The Newcastle Herald understands that at least a half dozen more plants were tested, with negative results.
CORONAVIRUS CROSS:
The tests by Hunter New England Local Health District are part of a statewide NSW Health sewage surveillance research program, with the testing locations based upon areas of concern identified by the state's Chief Officer, Dr Kerry Chant.
Wastewater is regularly tested for a range of materials, including viral and bacterial pathogens known to be potential health risks because they are robust enough to survive conventional wastewater treatment processes.
The present scientific understanding is that COVID-19 is not particularly robust outside of its host.
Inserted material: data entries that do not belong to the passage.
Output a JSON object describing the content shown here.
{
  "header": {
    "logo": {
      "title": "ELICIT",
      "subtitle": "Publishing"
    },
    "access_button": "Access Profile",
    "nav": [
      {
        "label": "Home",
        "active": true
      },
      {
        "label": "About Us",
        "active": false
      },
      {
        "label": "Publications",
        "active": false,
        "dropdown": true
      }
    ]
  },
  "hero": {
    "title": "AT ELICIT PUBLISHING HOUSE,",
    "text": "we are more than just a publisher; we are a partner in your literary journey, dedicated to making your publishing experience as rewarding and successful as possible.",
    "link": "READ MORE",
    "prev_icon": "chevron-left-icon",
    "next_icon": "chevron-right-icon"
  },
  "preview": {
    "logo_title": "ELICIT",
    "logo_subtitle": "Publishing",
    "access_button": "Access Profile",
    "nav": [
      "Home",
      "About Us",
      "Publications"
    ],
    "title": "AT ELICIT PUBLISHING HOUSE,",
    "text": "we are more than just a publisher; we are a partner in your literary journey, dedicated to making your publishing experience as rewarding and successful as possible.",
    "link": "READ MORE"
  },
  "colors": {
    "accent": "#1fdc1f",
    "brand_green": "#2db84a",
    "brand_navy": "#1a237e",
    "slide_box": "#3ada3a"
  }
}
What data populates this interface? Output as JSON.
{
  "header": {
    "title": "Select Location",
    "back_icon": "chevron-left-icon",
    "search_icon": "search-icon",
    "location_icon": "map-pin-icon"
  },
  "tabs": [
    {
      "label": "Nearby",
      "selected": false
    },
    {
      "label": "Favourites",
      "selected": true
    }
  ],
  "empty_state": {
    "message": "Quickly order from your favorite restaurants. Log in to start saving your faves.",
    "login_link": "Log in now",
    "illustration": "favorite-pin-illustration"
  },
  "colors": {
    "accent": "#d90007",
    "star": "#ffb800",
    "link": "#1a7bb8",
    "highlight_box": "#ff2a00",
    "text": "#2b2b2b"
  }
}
The samples found at Burwood Beach are remnants of the coronavirus's genetic material, known as RNA (short for ribonucleic acid).
Hunter Water says there is no evidence that COVID-19 has been transmitted to people via wastewater, It says detergents and other substances in sewage "inactivate" or kill the virus before it reaches the plant.
Although the Burwood "positive" is important in itself, it's to be hoped the NSW tests lead to estimates of infection levels, even if the sewage through the plant represents the co-mingled wastes of 200,000 people.
A CSIRO-led "proof of concept" study published on August 1 used samples taken from two Brisbane wastewater plants in March to come up with estimates of infected people described as being "in reasonable agreement with clinical observations".
Back in April, Melbourne Water announced an "innovative COVID-19 sewage sampling project" designed to "keep authorities informed about potential infection clusters within communities and provide timelines of potential outbreaks".
The Victorian cases still came racing back, as we know.
There are limits, then, on what wastewater testing can do, but at the very least it provides another way of measuring the presence of this invisible organism, which has turned our world on its head.